Hubert and his team also streamlined the wearable’s interface by removing all its buttons to make it as simple as possible to use, and rethought the shape to appeal to an audience of mostly young men. “There’s a reason it’s a muscular hexagonal form, rather than super neutral like you might expect of an iPhone,” Hubert says. “We wanted to inject a level of high performance into the visual.”
It works like this: Players wear the crop top either under or over their jersey and drop the wearable inside a special pocket at the base of the neck. Once inside, the wearable is activated by magnets inside the pocket. From there, it tracks performance, with a battery that lasts for up to three games. It’s charged through induction charging and instantly syncs data once you place it on the charging pad.

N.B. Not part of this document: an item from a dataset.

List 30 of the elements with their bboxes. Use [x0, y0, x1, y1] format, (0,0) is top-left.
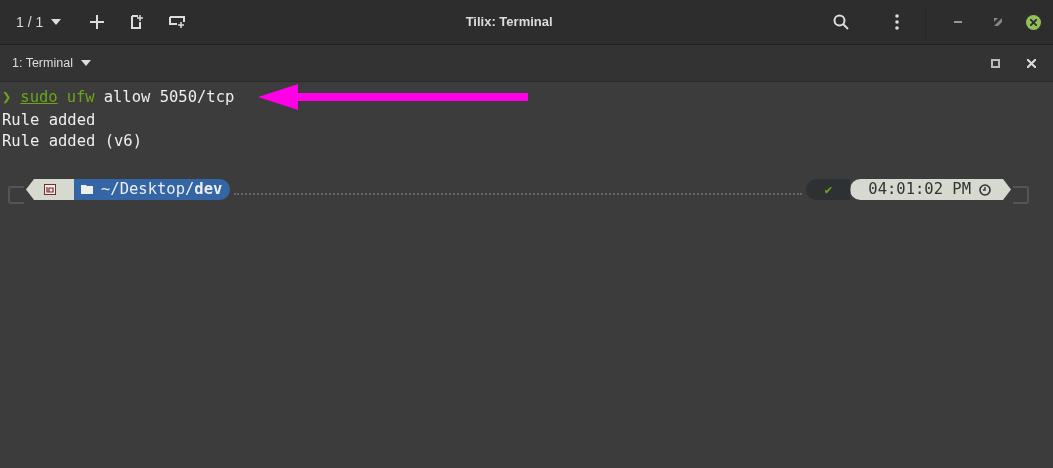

Once you’ve got the data into your app, called the SmartCoach, you can analyze it and see your progress across practices and games–as well as how you stack up against your friends and teammates. The app also provides recommendations from professional coaches like the head of performance at Wales FA and head of fitness and conditioning for Leicester City FC about how to improve, including training suggestions like how you should work out on a recovery day. It also shows you what it would take to play like Messi and Ronaldo. That’s right–maybe if you ran two times faster and covered three times as much ground, you’d be playing in the next World Cup alongside your heroes.